PURWOREJO, SM Network – Di masa sulit akibat pandemi Covid-19 saat ini, Badan Usaha Milik Desa (BUMDes) diharapkan bisa tampil sebagai lembaga yang mampu menyelamatkan perekonomian desa. Melalui berbagai usaha yang dikelola, BUMDes diharapkan bisa mengurangi angka pengangguran di desa dan menambah pendapatan masyarakat desa.

Hal itu disampaikan Wakil Bupati Purworejo, Yuli Hastuti, saat membuka bimbingan teknis (Bimtek) pengelola BUMDes yang dijadwalkan untuk 16 kecamatan. Pembukaan Bimtek di awali di Kecamatan Purworejo diikuti 4 kecamatan, meliputi Kecamatan Purworejo, Bayan, Banyuurip, Kaligesing. Disusul untuk tiga kecamatan yakni Kemiri, Bruno dan Pituruh yang digelar Selasa (25/8) di Aula Kecamatan Kemiri.

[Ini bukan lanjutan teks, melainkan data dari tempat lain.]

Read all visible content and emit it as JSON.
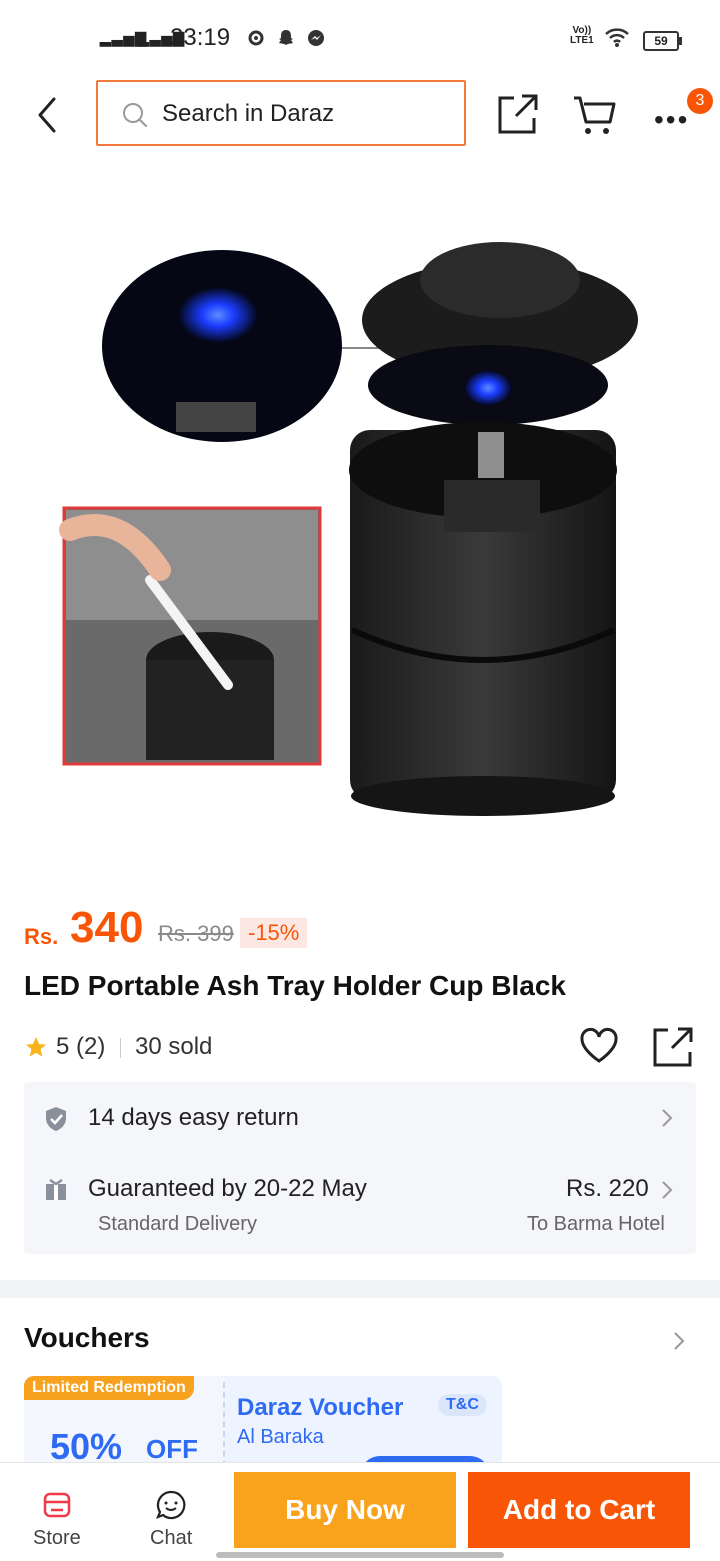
{
  "status_bar": {
    "time": "23:19",
    "battery": "59",
    "volte_line1": "Vo))",
    "volte_line2": "LTE1"
  },
  "header": {
    "search_placeholder": "Search in Daraz",
    "cart_badge": "3",
    "icons": [
      "back-arrow-icon",
      "search-icon",
      "share-icon",
      "cart-icon",
      "more-icon"
    ]
  },
  "product": {
    "currency": "Rs.",
    "price": "340",
    "original_price": "Rs. 399",
    "discount": "-15%",
    "title": "LED Portable Ash Tray Holder Cup Black",
    "rating": "5 (2)",
    "sold": "30 sold"
  },
  "delivery": {
    "return_policy": "14 days easy return",
    "guarantee": "Guaranteed by 20-22 May",
    "fee": "Rs. 220",
    "method": "Standard Delivery",
    "destination": "To Barma Hotel"
  },
  "vouchers": {
    "heading": "Vouchers",
    "items": [
      {
        "tag": "Limited Redemption",
        "percent": "50%",
        "off": "OFF",
        "name": "Daraz Voucher",
        "store": "Al Baraka",
        "terms": "T&C"
      }
    ]
  },
  "bottom_bar": {
    "store_label": "Store",
    "chat_label": "Chat",
    "buy_now": "Buy Now",
    "add_to_cart": "Add to Cart"
  },
  "colors": {
    "brand_orange": "#f85606",
    "buy_now_yellow": "#f8a31b",
    "voucher_blue": "#2e6bf2"
  }
}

Menurut Yuli Hastuti, untuk memperkokoh eksistensi BUMDes, maka diperlukan berbagai hal seperti konsolidasi internal, membangun kemitraan dengan pelaku ekonomi di desa, perusahaan swasta, maupun BUMD/BUMN.

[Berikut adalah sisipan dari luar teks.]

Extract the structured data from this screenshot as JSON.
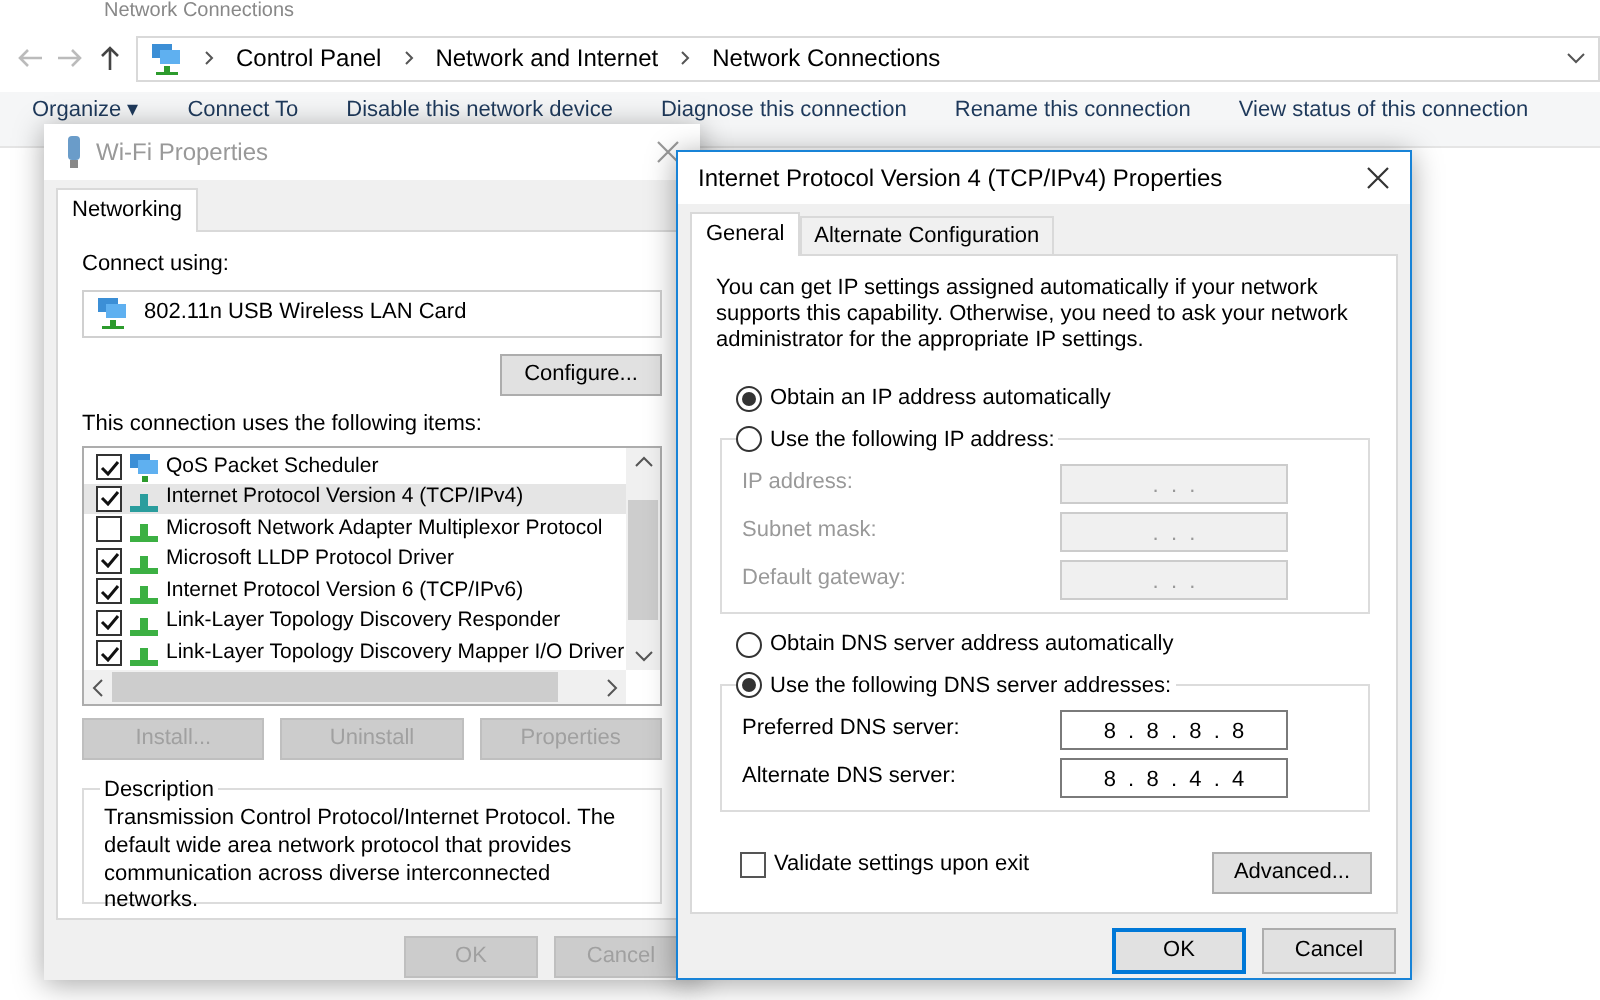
{
  "explorer": {
    "title": "Network Connections",
    "breadcrumb": [
      "Control Panel",
      "Network and Internet",
      "Network Connections"
    ],
    "toolbar": [
      "Organize ▾",
      "Connect To",
      "Disable this network device",
      "Diagnose this connection",
      "Rename this connection",
      "View status of this connection"
    ]
  },
  "wifi_dialog": {
    "title": "Wi-Fi Properties",
    "active": false,
    "tabs": [
      {
        "label": "Networking",
        "selected": true
      }
    ],
    "connect_using_label": "Connect using:",
    "adapter": "802.11n USB Wireless LAN Card",
    "configure_button": "Configure...",
    "items_label": "This connection uses the following items:",
    "items": [
      {
        "label": "QoS Packet Scheduler",
        "checked": true,
        "selected": false,
        "kind": "service"
      },
      {
        "label": "Internet Protocol Version 4 (TCP/IPv4)",
        "checked": true,
        "selected": true,
        "kind": "protocol"
      },
      {
        "label": "Microsoft Network Adapter Multiplexor Protocol",
        "checked": false,
        "selected": false,
        "kind": "protocol"
      },
      {
        "label": "Microsoft LLDP Protocol Driver",
        "checked": true,
        "selected": false,
        "kind": "protocol"
      },
      {
        "label": "Internet Protocol Version 6 (TCP/IPv6)",
        "checked": true,
        "selected": false,
        "kind": "protocol"
      },
      {
        "label": "Link-Layer Topology Discovery Responder",
        "checked": true,
        "selected": false,
        "kind": "protocol"
      },
      {
        "label": "Link-Layer Topology Discovery Mapper I/O Driver",
        "checked": true,
        "selected": false,
        "kind": "protocol"
      }
    ],
    "item_buttons": [
      {
        "label": "Install...",
        "disabled": true
      },
      {
        "label": "Uninstall",
        "disabled": true
      },
      {
        "label": "Properties",
        "disabled": true
      }
    ],
    "description_title": "Description",
    "description": "Transmission Control Protocol/Internet Protocol. The default wide area network protocol that provides communication across diverse interconnected networks.",
    "buttons": [
      {
        "label": "OK",
        "disabled": true
      },
      {
        "label": "Cancel",
        "disabled": true
      }
    ]
  },
  "ipv4_dialog": {
    "title": "Internet Protocol Version 4 (TCP/IPv4) Properties",
    "active": true,
    "tabs": [
      {
        "label": "General",
        "selected": true
      },
      {
        "label": "Alternate Configuration",
        "selected": false
      }
    ],
    "intro": "You can get IP settings assigned automatically if your network supports this capability. Otherwise, you need to ask your network administrator for the appropriate IP settings.",
    "ip_radios": [
      {
        "label": "Obtain an IP address automatically",
        "selected": true
      },
      {
        "label": "Use the following IP address:",
        "selected": false
      }
    ],
    "ip_fields": [
      {
        "label": "IP address:",
        "value": ".  .  .",
        "disabled": true
      },
      {
        "label": "Subnet mask:",
        "value": ".  .  .",
        "disabled": true
      },
      {
        "label": "Default gateway:",
        "value": ".  .  .",
        "disabled": true
      }
    ],
    "dns_radios": [
      {
        "label": "Obtain DNS server address automatically",
        "selected": false
      },
      {
        "label": "Use the following DNS server addresses:",
        "selected": true
      }
    ],
    "dns_fields": [
      {
        "label": "Preferred DNS server:",
        "value": "8  .  8  .  8  .  8",
        "disabled": false
      },
      {
        "label": "Alternate DNS server:",
        "value": "8  .  8  .  4  .  4",
        "disabled": false
      }
    ],
    "validate": {
      "label": "Validate settings upon exit",
      "checked": false
    },
    "advanced_button": "Advanced...",
    "buttons": [
      {
        "label": "OK",
        "default": true
      },
      {
        "label": "Cancel",
        "default": false
      }
    ]
  }
}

“Saya percaya dengan keinginan dan tekad yang kuat, BUMDes akan bisa terus berkiprah meskipun memiliki banyak keterbatasan, baik dari sisi sumber daya manusia maupun permodalan,” katanya.

BUMDes, lanjut Yuli, merupakan badan usaha yang seluruh atau sebagian besar modalnya dimiliki oleh desa, melalui penyertaan secara langsung yang berasal dari kekayaan desa yang dipisahkan, guna mengelola aset, jasa pelayanan, dan usaha lainnya untuk sebesar-besarnya kesejahteraan masyarakat desa.

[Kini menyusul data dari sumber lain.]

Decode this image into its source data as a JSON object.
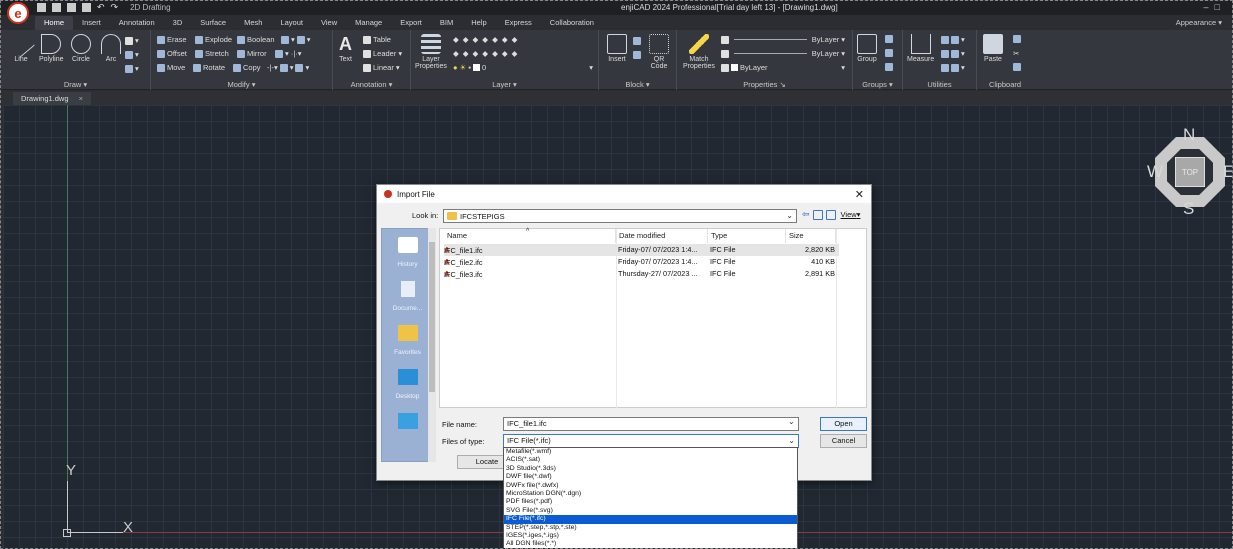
{
  "titlebar": {
    "workspace": "2D Drafting",
    "app_title": "enjiCAD 2024 Professional[Trial day left 13] - [Drawing1.dwg]",
    "logo_letter": "e"
  },
  "tabs": [
    "Home",
    "Insert",
    "Annotation",
    "3D",
    "Surface",
    "Mesh",
    "Layout",
    "View",
    "Manage",
    "Export",
    "BIM",
    "Help",
    "Express",
    "Collaboration"
  ],
  "appearance": "Appearance",
  "ribbon": {
    "draw": {
      "title": "Draw",
      "line": "Line",
      "polyline": "Polyline",
      "circle": "Circle",
      "arc": "Arc"
    },
    "modify": {
      "title": "Modify",
      "erase": "Erase",
      "explode": "Explode",
      "boolean": "Boolean",
      "offset": "Offset",
      "stretch": "Stretch",
      "mirror": "Mirror",
      "move": "Move",
      "rotate": "Rotate",
      "copy": "Copy"
    },
    "annotation": {
      "title": "Annotation",
      "text": "Text",
      "table": "Table",
      "leader": "Leader",
      "linear": "Linear"
    },
    "layer": {
      "title": "Layer",
      "properties_line1": "Layer",
      "properties_line2": "Properties",
      "current_layer": "0"
    },
    "block": {
      "title": "Block",
      "insert": "Insert",
      "qr_line1": "QR",
      "qr_line2": "Code"
    },
    "properties": {
      "title": "Properties",
      "match_line1": "Match",
      "match_line2": "Properties",
      "bylayer1": "ByLayer",
      "bylayer2": "ByLayer",
      "bylayer3": "ByLayer"
    },
    "groups": {
      "title": "Groups",
      "group": "Group"
    },
    "utilities": {
      "title": "Utilities",
      "measure": "Measure"
    },
    "clipboard": {
      "title": "Clipboard",
      "paste": "Paste"
    }
  },
  "doc_tab": "Drawing1.dwg",
  "canvas": {
    "y_axis": "Y",
    "x_axis": "X"
  },
  "viewcube": {
    "n": "N",
    "s": "S",
    "e": "E",
    "w": "W",
    "top": "TOP"
  },
  "dialog": {
    "title": "Import File",
    "look_in_label": "Look in:",
    "look_in_value": "IFCSTEPIGS",
    "view_label": "View",
    "places": [
      "History",
      "Docume...",
      "Favorites",
      "Desktop"
    ],
    "columns": {
      "name": "Name",
      "date": "Date modified",
      "type": "Type",
      "size": "Size"
    },
    "files": [
      {
        "name": "IFC_file1.ifc",
        "date": "Friday-07/ 07/2023 1:4...",
        "type": "IFC File",
        "size": "2,820 KB"
      },
      {
        "name": "IFC_file2.ifc",
        "date": "Friday-07/ 07/2023 1:4...",
        "type": "IFC File",
        "size": "410 KB"
      },
      {
        "name": "IFC_file3.ifc",
        "date": "Thursday-27/ 07/2023 ...",
        "type": "IFC File",
        "size": "2,891 KB"
      }
    ],
    "file_name_label": "File name:",
    "file_name_value": "IFC_file1.ifc",
    "files_of_type_label": "Files of type:",
    "files_of_type_value": "IFC File(*.ifc)",
    "open": "Open",
    "cancel": "Cancel",
    "locate": "Locate"
  },
  "filetype_options": [
    "Metafile(*.wmf)",
    "ACIS(*.sat)",
    "3D Studio(*.3ds)",
    "DWF file(*.dwf)",
    "DWFx file(*.dwfx)",
    "MicroStation DGN(*.dgn)",
    "PDF files(*.pdf)",
    "SVG File(*.svg)",
    "IFC File(*.ifc)",
    "STEP(*.step,*.stp,*.ste)",
    "IGES(*.iges,*.igs)",
    "All DGN files(*.*)"
  ],
  "filetype_selected_index": 8
}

Oleh karena tujuannya untuk meningkatkan kesejahteraan masyarakat desa, maka pemerintah terus mendorong desa-desa untuk menbentuk dan mengembangkan BUMDes sesuai potensi desa masing-masing dengan mengutamakan kearifan lokal.

“BUMDes bisa bergerak di berbagai bidang, seperti penyediaan sembako, pasar desa, pengelolaan produk pertanian, wisata desa, dan sebagainya,” imbuh Yuli Hastuti. 

Acara tersebut dihadiri juga oleh Kepala Dinas Pemberdayaan Masyarakat Desa (Dinpermades)  Agus Ari Setyadi, semua camat bersangkutan, serta sejumlah Direktur BUMDes.

Agus Ari Setyadi mengatakan, bimtek diikuti direktur BUMDes dengan materi Bimbingan Teknis Pembinaan Pengelola Bumdes Kategori Dasar. Bertujuan untuk memberikan pemahaman serta bekal dalam pengelolaan Bumdes klasifikasi dasar bagi pimpinan BUMDes.

Peserta diberi materi dari Dinpermades juga dari direktur BUMDes Desa Jelok yang merupakan satu-satunya BUMDes yang masuk dalam klasifikasi maju di Kabupaten  Purworejo. Bimtek diadakan dalam dua tahap, tahap pertama untuk direktur BUMDes klasifikasi dasar serta tahap kedua untuk direktur BUMDes klasifikasi berkembang dan maju. 

“Bimtek dijadwalkan di 5 eks kawedanan yang diikuti 16 kecamatan.  Dan yang sudah terlaksana di dua eks kawedanan yakni di eks kawedanan Purworejo dan di eks kawedanan Kemiri. Untuk jadwal berikutnya di 3 eks kawedanan yakni Kutoarjo, Purwodadi, dan Bener yang akan dilaksnakan pada akhir Agustus dan awal september,” imbuhnya.